Last week, California Governor Gavin Newsom announced that the state will open two more mass vaccination sites located at the Oakland-Alameda Coliseum and California State University campus in East Los Angeles. The chosen locations for the new sites represent the state’s efforts to prioritize vaccines for populations most vulnerable to Covid-19.
Both sites are located in predominantly low-income urban areas with high Black and Hispanic populations. These groups not only account for many of the high-risk jobs in food service, factories, warehouses, and healthcare but also disproportionately suffer from chronic pre-existing conditions and inadequate access to healthcare. Additionally, a recent study found that despite the availability of vaccines for priority groups, Black and Hispanic nursing home residents and medical workers received a smaller proportion of shots than their statistical representation.

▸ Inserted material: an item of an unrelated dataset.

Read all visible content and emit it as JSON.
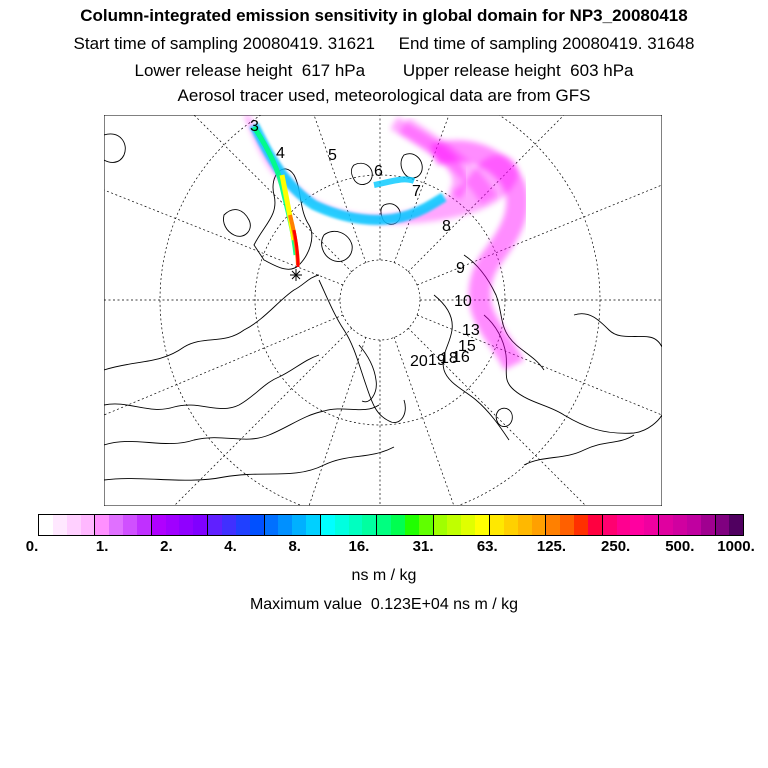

The two new sites are the first to be established in partnership with the federal government and will be staffed and equipped by the Federal Emergency Management Agency (FEMA). Vaccine hesitancy among marginalized communities is one challenge these sites will have to overcome, but making vaccination points accessible and localized is a good step towards encouraging vaccine confidence.
In a press conference at the Coliseum, Governor Newsom stated, “Equity is the call of this moment. The reason this site was chosen was the framework of making sure that communities that are often left behind are not left behind.”
Each site is expected to open on February 16 and administer several thousand shots per day. According to Newsom, these sites are the first of over 100 to be established in communities of color across California. These sites add to the list of current mass vaccination sites in the state at Disneyland, Dodger Stadium in Los Angeles, Cal Expo in Sacramento, and Petco Park in San Diego.